Die Annahme des Landgerichts, der GmbH sei letztlich kein Schaden entstanden, ist ebenfalls nicht aufrecht zu erhalten. Tatsächlich sind ihre Forderungen im Insolvenzverfahren bis auf eine unter einem Prozent liegenden Quote und damit praktisch insgesamt ausgefallen, weil sie nicht zu einer Zeit geltend gemacht und realisiert wurden, als die C... C......... + I....... AG dazu noch in der Lage gewesen wäre. Das ist vom Kläger hinlänglich dargelegt worden. Ein durchgreifender Einwand des Beklagten liegt nicht vor. Rechtlich und wirtschaftlich ist der C... C......... + I....... GmbH als eigenständiger juristischer Person mit dem Ausfall der Forderungen ein Nachteil entstanden.

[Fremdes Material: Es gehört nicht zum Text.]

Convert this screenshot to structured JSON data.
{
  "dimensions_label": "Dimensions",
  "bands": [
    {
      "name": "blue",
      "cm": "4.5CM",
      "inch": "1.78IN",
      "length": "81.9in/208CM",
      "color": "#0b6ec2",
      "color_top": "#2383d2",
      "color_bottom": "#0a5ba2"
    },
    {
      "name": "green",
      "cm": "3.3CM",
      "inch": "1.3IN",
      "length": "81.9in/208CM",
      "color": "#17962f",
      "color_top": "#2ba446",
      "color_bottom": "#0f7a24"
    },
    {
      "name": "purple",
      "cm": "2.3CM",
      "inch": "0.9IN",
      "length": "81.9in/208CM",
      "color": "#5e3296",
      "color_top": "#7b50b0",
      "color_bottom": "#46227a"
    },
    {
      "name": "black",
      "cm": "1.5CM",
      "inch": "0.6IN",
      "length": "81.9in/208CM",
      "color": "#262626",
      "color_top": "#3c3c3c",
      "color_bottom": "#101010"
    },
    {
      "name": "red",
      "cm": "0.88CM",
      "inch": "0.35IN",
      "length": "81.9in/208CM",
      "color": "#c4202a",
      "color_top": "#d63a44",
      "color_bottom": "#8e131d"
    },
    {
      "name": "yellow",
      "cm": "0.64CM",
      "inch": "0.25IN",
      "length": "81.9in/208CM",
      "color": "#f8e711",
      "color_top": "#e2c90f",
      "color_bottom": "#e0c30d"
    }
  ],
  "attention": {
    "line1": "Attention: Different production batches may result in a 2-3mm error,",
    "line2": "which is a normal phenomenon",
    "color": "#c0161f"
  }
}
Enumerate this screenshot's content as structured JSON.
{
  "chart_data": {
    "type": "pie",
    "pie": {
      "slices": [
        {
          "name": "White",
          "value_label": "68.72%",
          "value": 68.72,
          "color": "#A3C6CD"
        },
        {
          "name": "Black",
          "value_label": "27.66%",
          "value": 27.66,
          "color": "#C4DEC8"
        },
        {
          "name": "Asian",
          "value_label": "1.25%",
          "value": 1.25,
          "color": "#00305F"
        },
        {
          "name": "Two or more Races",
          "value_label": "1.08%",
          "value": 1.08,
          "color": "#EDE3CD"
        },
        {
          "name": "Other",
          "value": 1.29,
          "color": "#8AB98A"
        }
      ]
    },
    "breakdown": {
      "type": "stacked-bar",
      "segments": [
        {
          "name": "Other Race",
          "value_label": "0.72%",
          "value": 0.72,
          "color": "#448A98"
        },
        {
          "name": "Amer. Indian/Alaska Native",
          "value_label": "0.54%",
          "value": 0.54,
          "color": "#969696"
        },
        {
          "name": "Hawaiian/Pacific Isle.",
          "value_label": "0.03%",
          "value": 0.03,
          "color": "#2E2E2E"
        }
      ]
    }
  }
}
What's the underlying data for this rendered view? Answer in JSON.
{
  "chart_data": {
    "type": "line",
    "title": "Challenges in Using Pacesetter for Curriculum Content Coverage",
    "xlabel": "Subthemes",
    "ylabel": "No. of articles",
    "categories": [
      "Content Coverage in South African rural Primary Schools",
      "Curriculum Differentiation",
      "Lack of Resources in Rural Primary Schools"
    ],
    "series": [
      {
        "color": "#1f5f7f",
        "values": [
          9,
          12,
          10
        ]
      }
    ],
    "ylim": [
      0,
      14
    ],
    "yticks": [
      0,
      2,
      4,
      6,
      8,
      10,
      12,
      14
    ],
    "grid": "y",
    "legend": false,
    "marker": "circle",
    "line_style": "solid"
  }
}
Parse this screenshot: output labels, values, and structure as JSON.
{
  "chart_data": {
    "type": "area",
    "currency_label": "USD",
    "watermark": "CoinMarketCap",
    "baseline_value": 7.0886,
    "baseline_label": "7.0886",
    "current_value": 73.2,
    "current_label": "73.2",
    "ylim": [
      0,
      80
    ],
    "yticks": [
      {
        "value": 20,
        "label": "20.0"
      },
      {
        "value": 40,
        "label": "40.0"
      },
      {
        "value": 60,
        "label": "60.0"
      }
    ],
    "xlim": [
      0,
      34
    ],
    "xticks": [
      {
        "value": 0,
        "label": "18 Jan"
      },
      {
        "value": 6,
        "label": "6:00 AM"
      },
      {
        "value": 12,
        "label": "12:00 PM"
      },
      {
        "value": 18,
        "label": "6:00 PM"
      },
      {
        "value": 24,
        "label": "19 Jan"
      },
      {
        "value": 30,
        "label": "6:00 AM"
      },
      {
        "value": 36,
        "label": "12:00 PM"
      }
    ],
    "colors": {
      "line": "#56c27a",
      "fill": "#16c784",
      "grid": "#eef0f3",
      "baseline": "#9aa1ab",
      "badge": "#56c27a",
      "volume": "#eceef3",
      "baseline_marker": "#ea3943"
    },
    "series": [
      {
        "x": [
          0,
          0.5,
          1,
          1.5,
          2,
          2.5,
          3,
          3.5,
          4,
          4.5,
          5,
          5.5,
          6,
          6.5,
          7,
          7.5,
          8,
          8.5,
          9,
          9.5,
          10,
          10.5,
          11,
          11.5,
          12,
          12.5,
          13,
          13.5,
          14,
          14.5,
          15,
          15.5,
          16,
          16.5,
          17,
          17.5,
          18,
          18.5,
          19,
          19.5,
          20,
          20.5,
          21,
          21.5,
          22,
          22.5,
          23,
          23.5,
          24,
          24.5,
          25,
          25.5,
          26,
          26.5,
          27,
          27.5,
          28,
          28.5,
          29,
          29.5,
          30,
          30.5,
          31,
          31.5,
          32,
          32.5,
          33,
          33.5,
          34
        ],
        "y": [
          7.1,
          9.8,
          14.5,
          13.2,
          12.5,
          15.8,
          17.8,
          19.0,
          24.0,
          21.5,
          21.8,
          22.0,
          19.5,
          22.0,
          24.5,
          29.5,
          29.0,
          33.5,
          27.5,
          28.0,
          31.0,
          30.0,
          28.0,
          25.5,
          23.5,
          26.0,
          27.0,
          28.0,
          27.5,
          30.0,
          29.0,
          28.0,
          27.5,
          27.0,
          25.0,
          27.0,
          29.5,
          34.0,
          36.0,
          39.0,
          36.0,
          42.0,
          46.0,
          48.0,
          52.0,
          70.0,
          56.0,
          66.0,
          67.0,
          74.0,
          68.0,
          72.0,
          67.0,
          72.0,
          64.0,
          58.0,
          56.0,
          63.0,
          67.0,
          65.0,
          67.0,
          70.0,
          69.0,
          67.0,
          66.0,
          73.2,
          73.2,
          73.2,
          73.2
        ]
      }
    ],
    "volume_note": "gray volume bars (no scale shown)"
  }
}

Soweit der Kläger annimmt, die Mitarbeiterin sei im März 2001 noch Arbeitnehmerin der CCI GmbH und nicht der CCI AG gewesen (Bl. 177 GA), greift sein Einwand nicht durch. Die Gehaltsforderung wurde zur Tabelle anerkannt und tituliert (Bl. 183 GA). Von einem - zudem zu verspätet behaupteten - bloßen Versehen bei der Rechnungsstellung ist nicht auszugehen.
Schließlich kommt es auf das Verschulden des Beklagten und dessen Einstufung als Vorsatz, grobe oder leichte Fahrlässigkeit nicht an. Die Haftung aus § 43 Abs. 2 GmbHG ist keine Verschuldenshaftung. Ob auch § 823 Abs. 2 BGB eingreift, kann offen bleiben.
Ist demnach die Hauptforderung nach Grund (§ 43 Abs. 2 GmbHG) und Höhe (§ 287 ZPO) gerechtfertigt, dann ergibt sich die Zinsforderung aus §§ 288, 291 BGB.
III.
Die Kostenentscheidung beruht auf §§ 91, 97 ZPO. Die Entscheidung über die vorläufige Vollstreckbarkeit folgt aus §§ 708 Nr. 10, 713 ZPO. Ein Grund zur Zulassung der Revision gemäß § 543 Abs. 2 ZPO besteht nicht, insbesondere weil der rechtliche Ansatz durch BGHZ 152, 280, 283 ff. geklärt ist.
Der Streitwert im Berufungsverfahren beträgt 5.729,46 Euro.